Legislation making its way through Congress could have a damaging impact on future US offshore oil and gas projects.
The Coast Guard Authorization Act of 2019 could prohibit foreign-flag heavylift crane vessels capable of hoisting 1,000 tonnes from performing the cargo-laden short movements necessary to build offshore. Unless waivers can be obtained, that could scuttle new projects.
“For a few years now, since at least 2012, there has been some confusion in the industry about short movements, or what people would consider de minimis movements, of heavylift vessels,” said Washington-based maritime lawyer Charlie Papavizas, a partner at Winston & Strawn.
“Why not just use US heavylift vessels? There weren’t any.”
The Jones Act, the century-old cabotage law mandating that all cargo transported between domestic ports is done on US-owned, crewed and built ships, covers heavylift crane ships.
On offshore projects, those highly specialised vessels lift equipment off barges and transport them the last mile to the site for installation. Offshore oilfield operators carry out the work for safety purposes, sometimes at the behest of the federal government, but it is a technical violation of the Jones Act.

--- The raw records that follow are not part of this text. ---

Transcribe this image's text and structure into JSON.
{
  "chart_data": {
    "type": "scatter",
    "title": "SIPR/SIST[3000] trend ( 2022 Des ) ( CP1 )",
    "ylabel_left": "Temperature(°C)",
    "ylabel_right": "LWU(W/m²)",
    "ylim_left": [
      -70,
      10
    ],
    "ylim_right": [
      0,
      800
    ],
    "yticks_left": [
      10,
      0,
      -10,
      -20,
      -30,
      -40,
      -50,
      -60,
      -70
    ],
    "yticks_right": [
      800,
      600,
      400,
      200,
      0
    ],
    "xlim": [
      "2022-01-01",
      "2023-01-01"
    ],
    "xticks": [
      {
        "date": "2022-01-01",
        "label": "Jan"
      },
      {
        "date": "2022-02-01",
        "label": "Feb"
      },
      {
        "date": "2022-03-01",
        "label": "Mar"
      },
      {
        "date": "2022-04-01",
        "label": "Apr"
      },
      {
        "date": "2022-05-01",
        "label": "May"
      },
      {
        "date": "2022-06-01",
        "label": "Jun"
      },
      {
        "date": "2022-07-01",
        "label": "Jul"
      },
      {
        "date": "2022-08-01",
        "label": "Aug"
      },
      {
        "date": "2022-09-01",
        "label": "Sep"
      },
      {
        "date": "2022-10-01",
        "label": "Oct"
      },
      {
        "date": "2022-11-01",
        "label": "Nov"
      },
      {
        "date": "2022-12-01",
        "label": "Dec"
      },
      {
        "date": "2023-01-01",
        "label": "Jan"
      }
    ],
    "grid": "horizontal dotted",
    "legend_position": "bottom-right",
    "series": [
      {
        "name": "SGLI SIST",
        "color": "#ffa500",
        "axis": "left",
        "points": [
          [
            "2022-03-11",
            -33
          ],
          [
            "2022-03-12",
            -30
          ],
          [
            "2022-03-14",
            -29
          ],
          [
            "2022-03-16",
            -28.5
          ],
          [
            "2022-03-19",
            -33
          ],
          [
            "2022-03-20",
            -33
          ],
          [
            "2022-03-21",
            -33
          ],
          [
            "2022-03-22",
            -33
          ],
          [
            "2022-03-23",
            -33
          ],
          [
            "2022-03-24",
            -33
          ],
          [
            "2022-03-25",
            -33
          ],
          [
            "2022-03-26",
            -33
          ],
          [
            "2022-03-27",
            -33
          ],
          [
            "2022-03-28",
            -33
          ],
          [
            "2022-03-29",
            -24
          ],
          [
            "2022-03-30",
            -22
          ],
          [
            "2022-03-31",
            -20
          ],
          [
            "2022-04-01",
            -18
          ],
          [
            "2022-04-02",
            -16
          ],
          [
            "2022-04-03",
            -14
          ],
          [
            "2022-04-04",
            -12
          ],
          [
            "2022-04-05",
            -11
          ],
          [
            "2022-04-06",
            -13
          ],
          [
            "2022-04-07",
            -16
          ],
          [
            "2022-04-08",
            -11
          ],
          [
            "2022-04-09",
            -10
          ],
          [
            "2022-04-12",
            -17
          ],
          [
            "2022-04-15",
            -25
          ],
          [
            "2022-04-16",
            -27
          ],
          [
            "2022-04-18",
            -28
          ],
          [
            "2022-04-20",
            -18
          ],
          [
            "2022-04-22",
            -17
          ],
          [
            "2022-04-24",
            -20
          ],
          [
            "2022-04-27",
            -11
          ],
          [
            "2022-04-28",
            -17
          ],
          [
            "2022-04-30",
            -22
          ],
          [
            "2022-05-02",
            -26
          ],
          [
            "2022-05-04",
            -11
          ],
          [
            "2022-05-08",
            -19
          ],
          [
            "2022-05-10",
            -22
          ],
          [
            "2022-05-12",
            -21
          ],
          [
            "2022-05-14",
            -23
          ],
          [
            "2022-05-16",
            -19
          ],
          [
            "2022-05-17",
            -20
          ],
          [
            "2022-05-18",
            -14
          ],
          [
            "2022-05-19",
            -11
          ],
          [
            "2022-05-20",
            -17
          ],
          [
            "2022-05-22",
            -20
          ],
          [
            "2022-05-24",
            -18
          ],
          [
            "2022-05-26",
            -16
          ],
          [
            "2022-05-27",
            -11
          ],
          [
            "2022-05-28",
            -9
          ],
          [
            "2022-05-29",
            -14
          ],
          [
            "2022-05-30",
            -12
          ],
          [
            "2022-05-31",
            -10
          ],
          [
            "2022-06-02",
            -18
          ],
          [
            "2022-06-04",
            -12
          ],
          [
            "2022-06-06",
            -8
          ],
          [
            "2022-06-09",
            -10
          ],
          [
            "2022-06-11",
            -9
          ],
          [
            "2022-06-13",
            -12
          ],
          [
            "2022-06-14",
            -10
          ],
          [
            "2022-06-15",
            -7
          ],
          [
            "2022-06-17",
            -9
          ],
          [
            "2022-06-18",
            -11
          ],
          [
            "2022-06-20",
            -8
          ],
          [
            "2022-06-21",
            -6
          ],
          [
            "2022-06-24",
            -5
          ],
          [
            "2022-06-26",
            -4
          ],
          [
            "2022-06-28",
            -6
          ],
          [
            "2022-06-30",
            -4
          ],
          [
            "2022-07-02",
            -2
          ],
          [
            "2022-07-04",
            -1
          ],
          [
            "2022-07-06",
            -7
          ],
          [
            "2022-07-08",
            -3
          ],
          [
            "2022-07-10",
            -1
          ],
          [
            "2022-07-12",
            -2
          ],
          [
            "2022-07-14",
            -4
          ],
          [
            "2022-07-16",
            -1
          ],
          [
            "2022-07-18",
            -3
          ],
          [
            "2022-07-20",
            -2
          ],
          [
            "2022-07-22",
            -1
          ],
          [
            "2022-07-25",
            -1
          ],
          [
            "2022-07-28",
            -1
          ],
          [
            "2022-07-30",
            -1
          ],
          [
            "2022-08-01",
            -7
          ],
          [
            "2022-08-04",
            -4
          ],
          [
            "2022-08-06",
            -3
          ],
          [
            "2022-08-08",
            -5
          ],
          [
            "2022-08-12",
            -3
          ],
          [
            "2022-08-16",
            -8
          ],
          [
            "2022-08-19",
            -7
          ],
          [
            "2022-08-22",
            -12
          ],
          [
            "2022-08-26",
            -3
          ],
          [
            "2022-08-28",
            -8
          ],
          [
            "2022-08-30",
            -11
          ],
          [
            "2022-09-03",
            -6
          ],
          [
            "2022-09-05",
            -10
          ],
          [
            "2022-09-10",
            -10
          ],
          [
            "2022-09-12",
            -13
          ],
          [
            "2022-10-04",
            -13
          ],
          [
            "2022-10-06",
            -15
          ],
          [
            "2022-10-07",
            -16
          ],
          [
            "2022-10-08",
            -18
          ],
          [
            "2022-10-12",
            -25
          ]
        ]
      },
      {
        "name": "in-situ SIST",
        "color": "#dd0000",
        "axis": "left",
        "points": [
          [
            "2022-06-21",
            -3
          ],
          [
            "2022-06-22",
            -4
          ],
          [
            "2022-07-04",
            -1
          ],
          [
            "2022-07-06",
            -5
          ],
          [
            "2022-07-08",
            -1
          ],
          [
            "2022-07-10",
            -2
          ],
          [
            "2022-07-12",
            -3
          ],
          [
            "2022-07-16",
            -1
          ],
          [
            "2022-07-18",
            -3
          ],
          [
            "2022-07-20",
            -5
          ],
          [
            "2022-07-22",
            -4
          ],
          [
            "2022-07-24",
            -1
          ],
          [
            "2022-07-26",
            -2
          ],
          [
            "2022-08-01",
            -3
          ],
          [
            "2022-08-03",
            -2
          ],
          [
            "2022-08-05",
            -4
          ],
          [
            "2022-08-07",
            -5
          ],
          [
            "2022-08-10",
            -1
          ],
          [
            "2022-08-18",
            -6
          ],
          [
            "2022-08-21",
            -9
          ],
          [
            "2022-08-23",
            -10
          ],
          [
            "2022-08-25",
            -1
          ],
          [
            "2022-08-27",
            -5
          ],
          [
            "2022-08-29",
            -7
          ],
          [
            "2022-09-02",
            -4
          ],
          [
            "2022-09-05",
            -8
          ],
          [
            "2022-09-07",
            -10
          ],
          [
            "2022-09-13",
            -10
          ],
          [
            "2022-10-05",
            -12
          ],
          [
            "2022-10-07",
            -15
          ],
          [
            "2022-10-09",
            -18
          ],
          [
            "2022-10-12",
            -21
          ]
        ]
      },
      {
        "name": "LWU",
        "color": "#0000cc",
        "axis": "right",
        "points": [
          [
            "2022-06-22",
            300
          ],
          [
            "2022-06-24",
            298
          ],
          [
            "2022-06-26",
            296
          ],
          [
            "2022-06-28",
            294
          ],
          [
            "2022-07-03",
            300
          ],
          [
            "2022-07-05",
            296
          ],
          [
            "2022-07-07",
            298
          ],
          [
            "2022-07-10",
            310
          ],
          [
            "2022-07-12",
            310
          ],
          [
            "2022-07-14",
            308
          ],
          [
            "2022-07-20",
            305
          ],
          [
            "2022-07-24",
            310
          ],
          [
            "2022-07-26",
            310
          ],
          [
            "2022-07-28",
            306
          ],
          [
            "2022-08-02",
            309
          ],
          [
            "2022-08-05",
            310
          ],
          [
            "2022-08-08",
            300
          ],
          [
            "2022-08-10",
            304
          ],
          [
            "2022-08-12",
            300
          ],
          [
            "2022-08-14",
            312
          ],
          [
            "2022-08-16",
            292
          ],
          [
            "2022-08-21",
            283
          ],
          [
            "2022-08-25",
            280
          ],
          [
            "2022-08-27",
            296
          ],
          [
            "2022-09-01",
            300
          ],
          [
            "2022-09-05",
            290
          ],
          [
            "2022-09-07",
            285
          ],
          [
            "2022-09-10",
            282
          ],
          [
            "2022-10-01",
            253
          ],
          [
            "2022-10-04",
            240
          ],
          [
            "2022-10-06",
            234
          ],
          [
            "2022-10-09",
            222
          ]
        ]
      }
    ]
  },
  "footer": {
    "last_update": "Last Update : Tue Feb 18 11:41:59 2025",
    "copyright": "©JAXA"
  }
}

The bill before the House of Representatives, expected to clear Congress in the autumn, requires the Department of Transportation to find out whether there are any Jones Act-compliant vessels capable of such lifts before giving the go-ahead to foreign ones.
The process would probably hold up offshore projects or make them much more expensive — and, the oil and gas industry argues, lead to fewer wells. With fewer wells, there would be less work for ships covered by the Jones Act, such as offshore support vessels and platform support vessels.
Owners of those vessels say the sector is showing signs of life after a multi-year downturn.
“[Oil and gas feels] this will be an impediment, and an unnecessary one,” Papavizas said.